Lost and Found
I've long had a theory that readers lose themselves in a story, and writers - often unknowingly - find themselves spelled out on the page as clear as day.
Unless another inspiration is in mind, writers often lend their own experiences and dreams to their characters. My latest story, an ensemble Christmas comedy, offered several cast members I could impart my wisdom, or lack thereof, to. But with leads in their late twenties, and some comical characters well over eighty, I wasn't relating to any of my 'players' in particular. Not relating, I must admit, made my writing a bit of a chore.
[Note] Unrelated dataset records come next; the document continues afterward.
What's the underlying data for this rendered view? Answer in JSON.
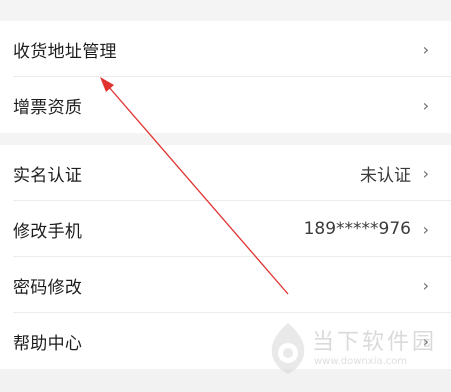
{
  "sections": [
    {
      "rows": [
        {
          "label": "收货地址管理",
          "value": "",
          "chevron": "›"
        },
        {
          "label": "增票资质",
          "value": "",
          "chevron": "›"
        }
      ]
    },
    {
      "rows": [
        {
          "label": "实名认证",
          "value": "未认证",
          "chevron": "›"
        },
        {
          "label": "修改手机",
          "value": "189*****976",
          "chevron": "›"
        },
        {
          "label": "密码修改",
          "value": "",
          "chevron": "›"
        },
        {
          "label": "帮助中心",
          "value": "",
          "chevron": "›"
        }
      ]
    }
  ],
  "watermark": {
    "title": "当下软件园",
    "url": "www.downxia.com"
  },
  "colors": {
    "arrow": "#e0322f",
    "background": "#f4f4f4",
    "row_background": "#ffffff"
  },
  "icons": [
    "chevron-right-icon",
    "red-annotation-arrow",
    "downxia-logo-icon"
  ]
}
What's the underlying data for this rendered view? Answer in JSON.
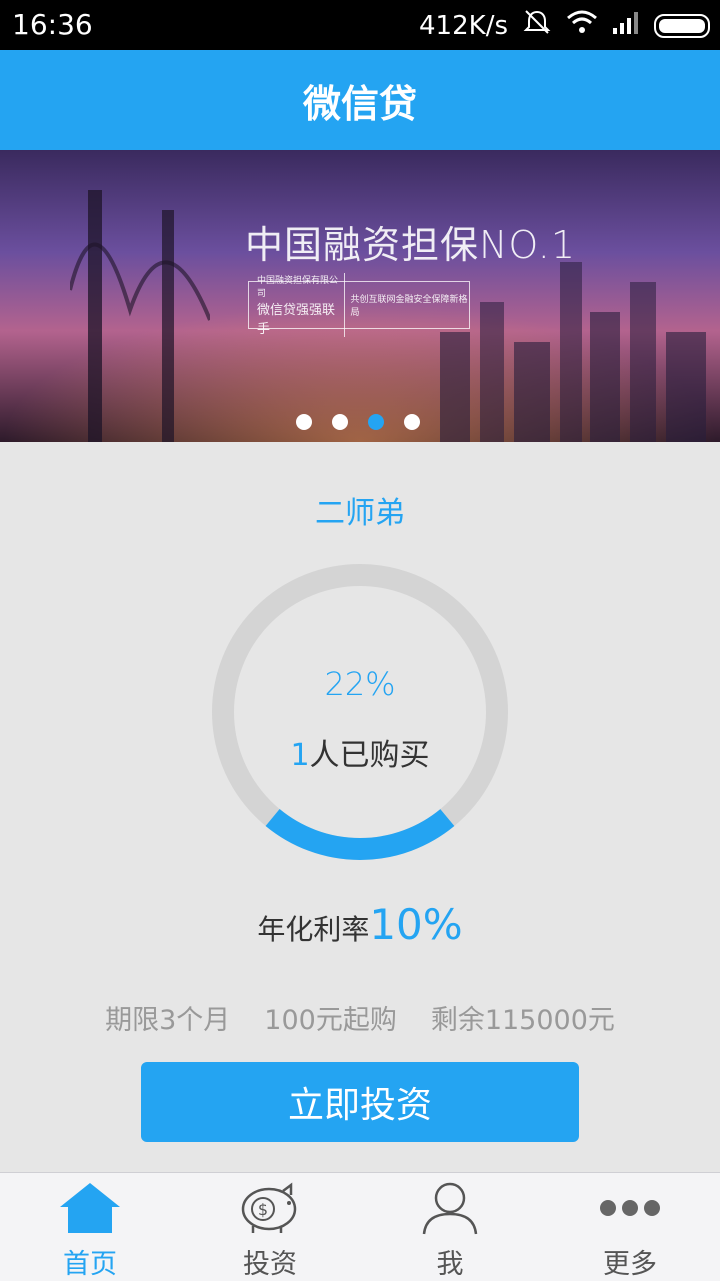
{
  "status_bar": {
    "time": "16:36",
    "network_speed": "412K/s"
  },
  "app": {
    "title": "微信贷"
  },
  "banner": {
    "headline": "中国融资担保NO.1",
    "box_line1": "中国融资担保有限公司",
    "box_line2": "微信贷强强联手",
    "box_right": "共创互联网金融安全保障新格局",
    "slide_count": 4,
    "active_slide": 3
  },
  "product": {
    "name": "二师弟",
    "progress_percent_text": "22%",
    "progress_value": 0.22,
    "buyers_count": "1",
    "buyers_suffix": "人已购买",
    "rate_label": "年化利率",
    "rate_value": "10%",
    "term": "期限3个月",
    "min_purchase": "100元起购",
    "remaining": "剩余115000元",
    "invest_button": "立即投资"
  },
  "tabs": [
    {
      "label": "首页",
      "icon": "home-icon",
      "active": true
    },
    {
      "label": "投资",
      "icon": "piggy-bank-icon",
      "active": false
    },
    {
      "label": "我",
      "icon": "user-icon",
      "active": false
    },
    {
      "label": "更多",
      "icon": "more-icon",
      "active": false
    }
  ],
  "colors": {
    "accent": "#24a4f2",
    "ring_track": "#d4d4d4",
    "background": "#e6e6e6"
  }
}
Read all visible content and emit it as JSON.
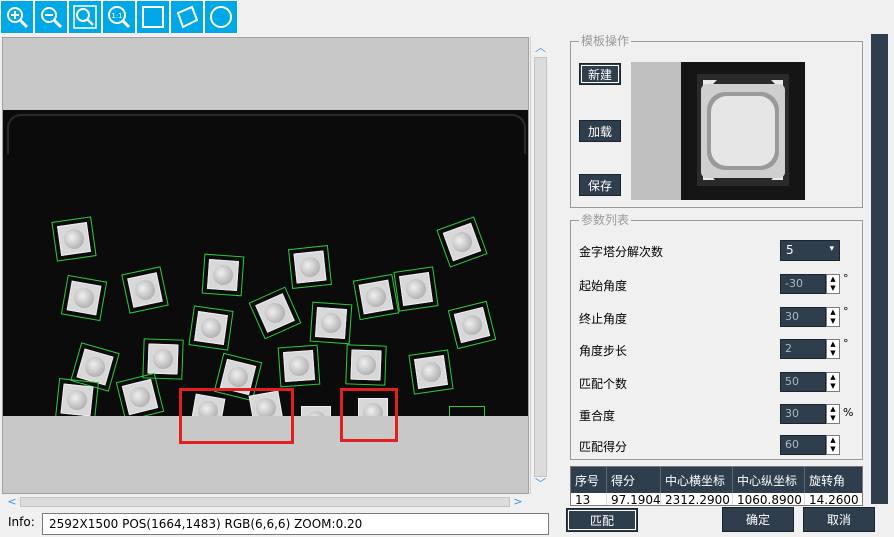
{
  "toolbar": {
    "tools": [
      {
        "icon": "zoom-in-icon"
      },
      {
        "icon": "zoom-out-icon"
      },
      {
        "icon": "zoom-fit-icon"
      },
      {
        "icon": "zoom-actual-icon",
        "label": "1:1"
      },
      {
        "icon": "rectangle-icon"
      },
      {
        "icon": "rotated-rectangle-icon"
      },
      {
        "icon": "circle-icon"
      }
    ]
  },
  "info": {
    "label": "Info:",
    "text": "2592X1500   POS(1664,1483)  RGB(6,6,6)  ZOOM:0.20"
  },
  "template_group": {
    "title": "模板操作",
    "new_label": "新建",
    "load_label": "加载",
    "save_label": "保存"
  },
  "params_group": {
    "title": "参数列表",
    "pyramid_label": "金字塔分解次数",
    "pyramid_value": "5",
    "start_angle_label": "起始角度",
    "start_angle_value": "-30",
    "start_angle_unit": "°",
    "end_angle_label": "终止角度",
    "end_angle_value": "30",
    "end_angle_unit": "°",
    "angle_step_label": "角度步长",
    "angle_step_value": "2",
    "angle_step_unit": "°",
    "match_count_label": "匹配个数",
    "match_count_value": "50",
    "overlap_label": "重合度",
    "overlap_value": "30",
    "overlap_unit": "%",
    "score_label": "匹配得分",
    "score_value": "60"
  },
  "results_table": {
    "headers": [
      "序号",
      "得分",
      "中心横坐标",
      "中心纵坐标",
      "旋转角"
    ],
    "rows": [
      [
        "13",
        "97.1904",
        "2312.2900",
        "1060.8900",
        "14.2600"
      ]
    ]
  },
  "actions": {
    "match_label": "匹配",
    "ok_label": "确定",
    "cancel_label": "取消"
  },
  "colors": {
    "toolbar_blue": "#00a8e8",
    "button_dark": "#2f3e4c",
    "match_green": "#2ecc40",
    "highlight_red": "#e02020"
  }
}
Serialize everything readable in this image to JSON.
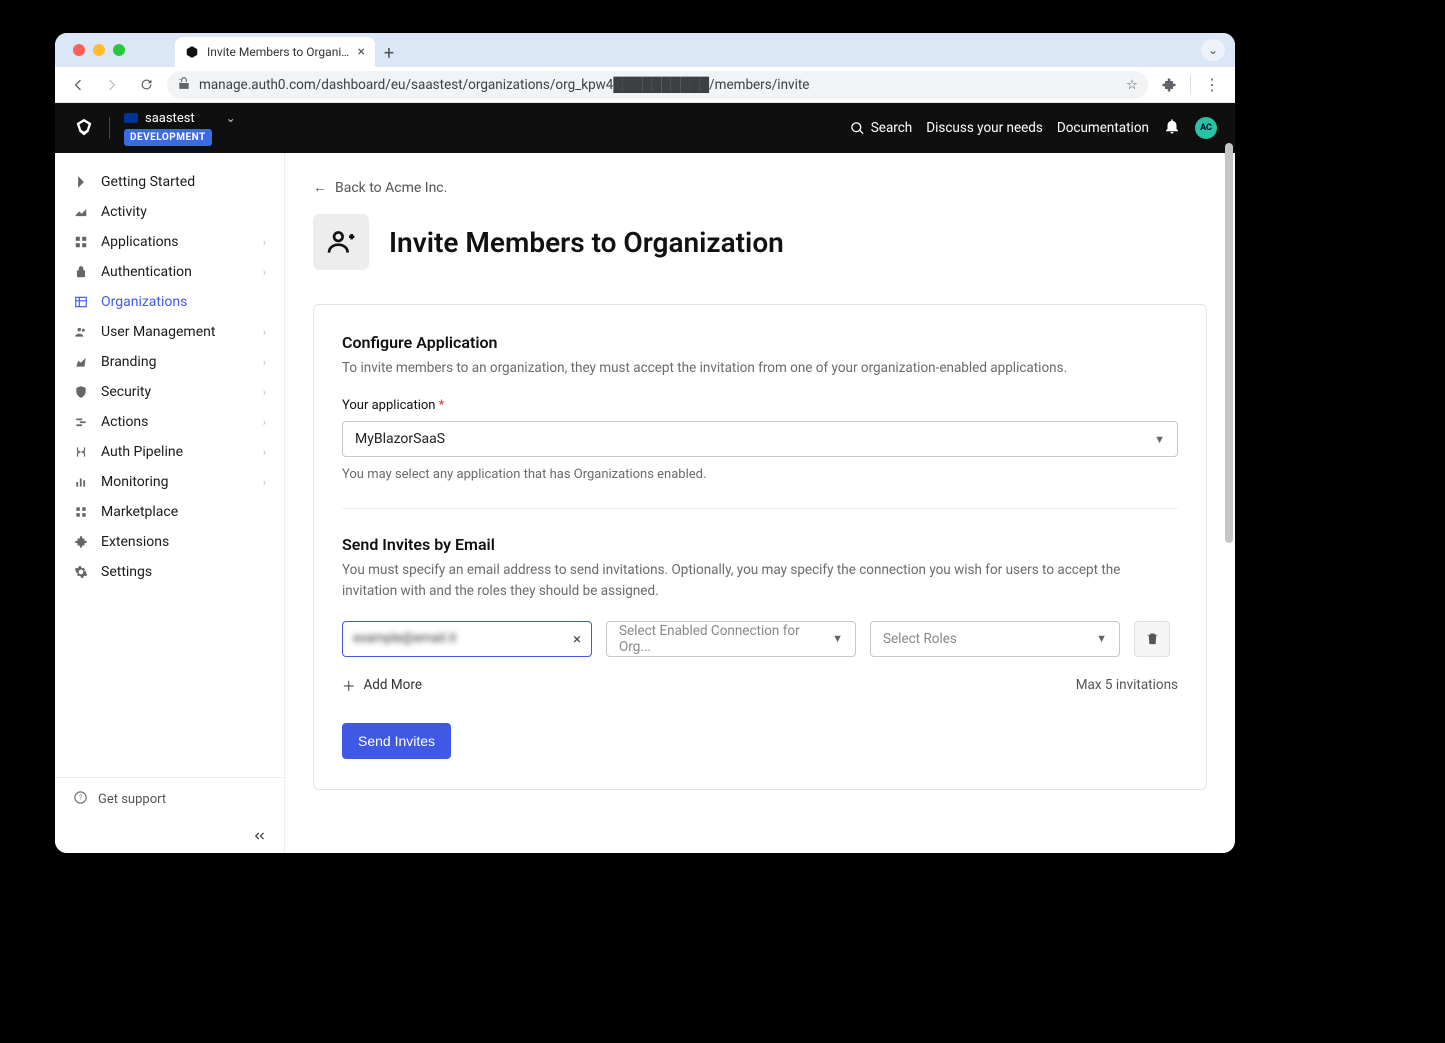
{
  "browser": {
    "tab_title": "Invite Members to Organizati",
    "url": "manage.auth0.com/dashboard/eu/saastest/organizations/org_kpw4██████████/members/invite"
  },
  "header": {
    "tenant_name": "saastest",
    "env_badge": "DEVELOPMENT",
    "search_label": "Search",
    "discuss_label": "Discuss your needs",
    "docs_label": "Documentation",
    "avatar_initials": "AC"
  },
  "sidebar": {
    "items": [
      {
        "label": "Getting Started",
        "expandable": false
      },
      {
        "label": "Activity",
        "expandable": false
      },
      {
        "label": "Applications",
        "expandable": true
      },
      {
        "label": "Authentication",
        "expandable": true
      },
      {
        "label": "Organizations",
        "expandable": false,
        "active": true
      },
      {
        "label": "User Management",
        "expandable": true
      },
      {
        "label": "Branding",
        "expandable": true
      },
      {
        "label": "Security",
        "expandable": true
      },
      {
        "label": "Actions",
        "expandable": true
      },
      {
        "label": "Auth Pipeline",
        "expandable": true
      },
      {
        "label": "Monitoring",
        "expandable": true
      },
      {
        "label": "Marketplace",
        "expandable": false
      },
      {
        "label": "Extensions",
        "expandable": false
      },
      {
        "label": "Settings",
        "expandable": false
      }
    ],
    "support_label": "Get support"
  },
  "main": {
    "back_link": "Back to Acme Inc.",
    "page_title": "Invite Members to Organization",
    "config_section": {
      "title": "Configure Application",
      "desc": "To invite members to an organization, they must accept the invitation from one of your organization-enabled applications.",
      "field_label": "Your application",
      "selected_app": "MyBlazorSaaS",
      "helper": "You may select any application that has Organizations enabled."
    },
    "email_section": {
      "title": "Send Invites by Email",
      "desc": "You must specify an email address to send invitations. Optionally, you may specify the connection you wish for users to accept the invitation with and the roles they should be assigned.",
      "email_value": "example@email.it",
      "connection_placeholder": "Select Enabled Connection for Org...",
      "roles_placeholder": "Select Roles",
      "add_more_label": "Add More",
      "max_label": "Max 5 invitations",
      "send_button": "Send Invites"
    }
  }
}
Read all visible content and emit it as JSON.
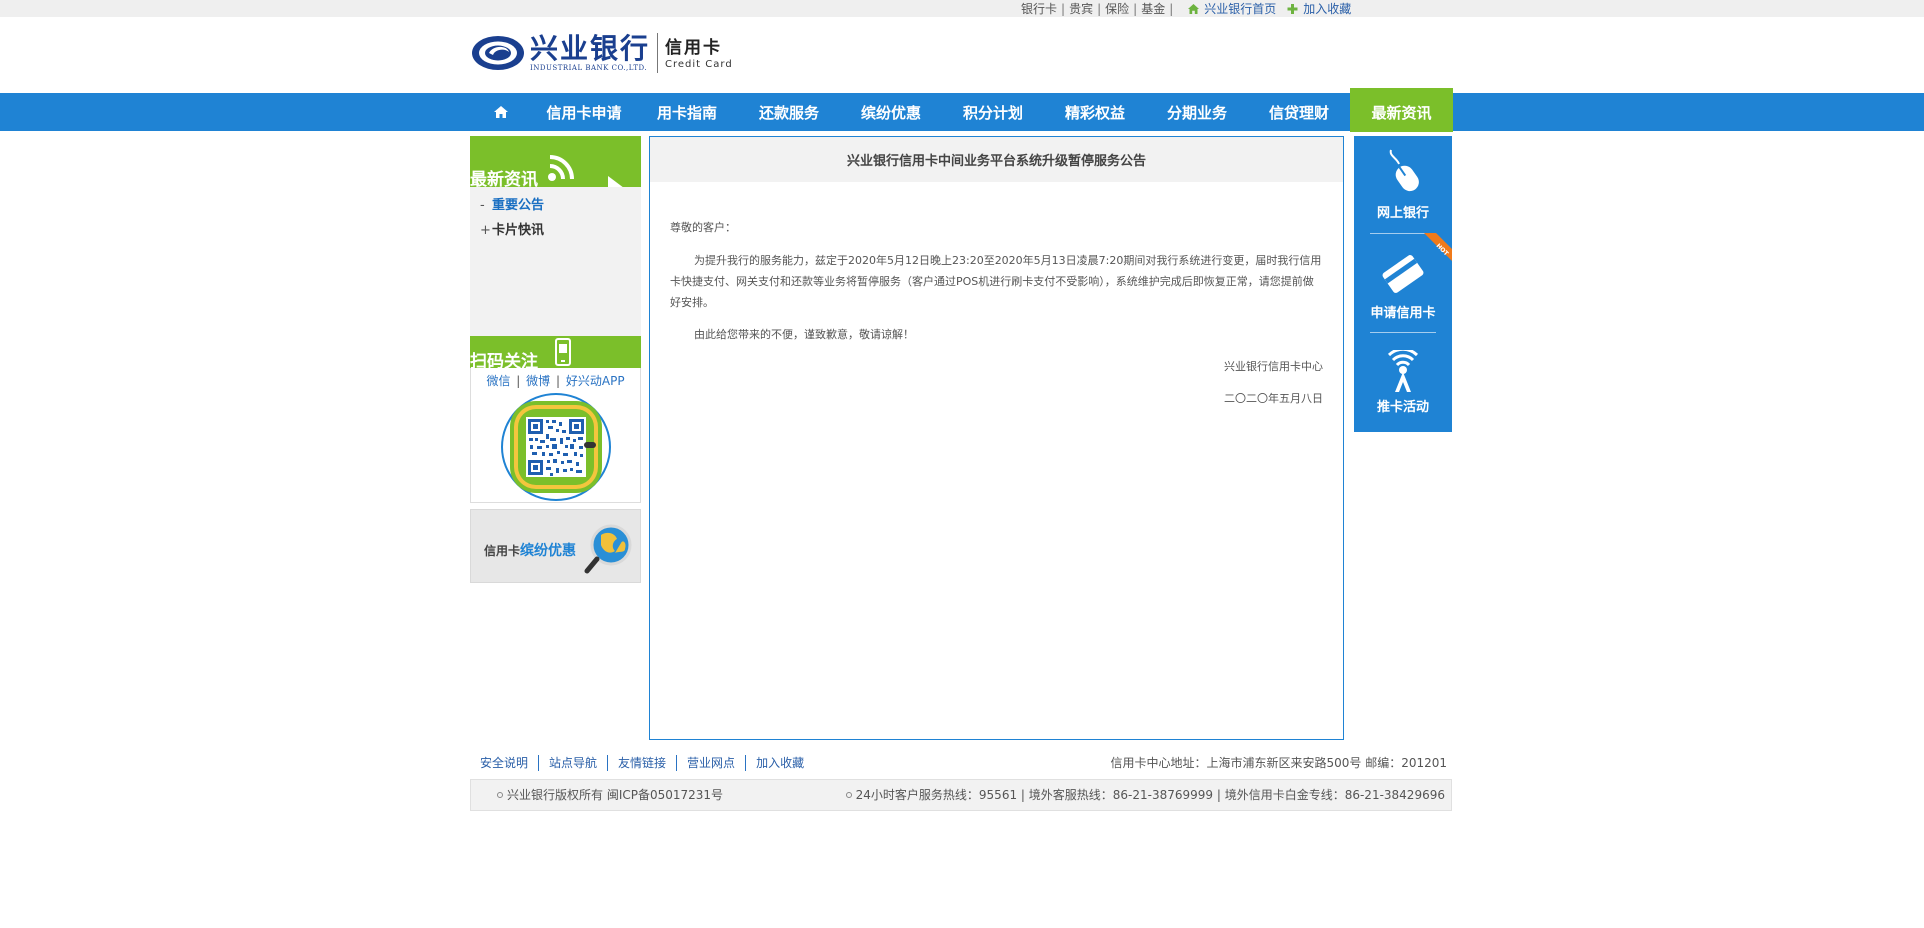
{
  "topbar": {
    "links": [
      "银行卡",
      "贵宾",
      "保险",
      "基金"
    ],
    "home_label": "兴业银行首页",
    "fav_label": "加入收藏"
  },
  "logo": {
    "name_cn": "兴业银行",
    "name_en": "INDUSTRIAL BANK CO.,LTD.",
    "product_cn": "信用卡",
    "product_en": "Credit Card"
  },
  "nav": {
    "items": [
      {
        "label": "信用卡申请"
      },
      {
        "label": "用卡指南"
      },
      {
        "label": "还款服务"
      },
      {
        "label": "缤纷优惠"
      },
      {
        "label": "积分计划"
      },
      {
        "label": "精彩权益"
      },
      {
        "label": "分期业务"
      },
      {
        "label": "信贷理财"
      },
      {
        "label": "最新资讯"
      }
    ],
    "active_index": 8
  },
  "sidebar": {
    "news_title": "最新资讯",
    "news_items": [
      {
        "marker": "-",
        "label": "重要公告"
      },
      {
        "marker": "+",
        "label": "卡片快讯"
      }
    ],
    "scan_title": "扫码关注",
    "scan_links": [
      "微信",
      "微博",
      "好兴动APP"
    ],
    "promo_prefix": "信用卡",
    "promo_highlight": "缤纷优惠"
  },
  "article": {
    "title": "兴业银行信用卡中间业务平台系统升级暂停服务公告",
    "greeting": "尊敬的客户：",
    "paragraph1": "为提升我行的服务能力，兹定于2020年5月12日晚上23:20至2020年5月13日凌晨7:20期间对我行系统进行变更，届时我行信用卡快捷支付、网关支付和还款等业务将暂停服务（客户通过POS机进行刷卡支付不受影响），系统维护完成后即恢复正常，请您提前做好安排。",
    "paragraph2": "由此给您带来的不便，谨致歉意，敬请谅解！",
    "signature": "兴业银行信用卡中心",
    "date": "二〇二〇年五月八日"
  },
  "right_rail": {
    "items": [
      {
        "label": "网上银行",
        "icon": "mouse-icon"
      },
      {
        "label": "申请信用卡",
        "icon": "card-icon"
      },
      {
        "label": "推卡活动",
        "icon": "broadcast-icon"
      }
    ],
    "hot_badge": "HOT"
  },
  "footer": {
    "links": [
      "安全说明",
      "站点导航",
      "友情链接",
      "营业网点",
      "加入收藏"
    ],
    "address": "信用卡中心地址：上海市浦东新区来安路500号 邮编：201201",
    "copyright": "兴业银行版权所有  闽ICP备05017231号",
    "hotlines": "24小时客户服务热线：95561 | 境外客服热线：86-21-38769999 | 境外信用卡白金专线：86-21-38429696"
  },
  "colors": {
    "brand_blue": "#1f83d4",
    "brand_green": "#7bbf2a",
    "logo_navy": "#1a3f8f"
  }
}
But then, as I neared the end of the first draft, a minor character jumped out at me. Her name was Connie, and I had made her a sister of a secondary lead in the story. Connie was a bookstore owner and completely non-descript. I believe she had three spoken lines by page 265. All that changed in an instant. I asked myself if I played Connie, what would I do with the role? My imagination soared.
So, back to chapter two I went. Connie became that secondary lead's wife. His name was Jeff Martin, a real estate lawyer and supporter of the arts due to Connie's love of community theater. The theme of my comedy focused around a small-town mayor allowing big-time Hollywood to take over a beloved annual production of A Christmas Carol. I had Connie call a meeting of the Liberty Falls Players to decide what could be done. Whenever a crisis took over the reins, Connie was there to grab them back. She even got a shining moment at the end. I don't want to dish out any great reveals. However, let it be said that Connie Martin got to rock the pages of this story, and I loved living all her adventures through her.
While Connie was driven by my mental energy, she wasn't my physical twin. I'm much older than Connie Martin, and even if I reeled back my own years, I wasn't bold enough looking for my take on the character. The perfect doppelganger for the task immediately came to mind. Actress Jennifer Saunders in the Ab Fab years. Who better to illustrate a woman of theatrically crazy ideas? So, thank you, Jennifer Saunders, for helping to make a once minor character into a star.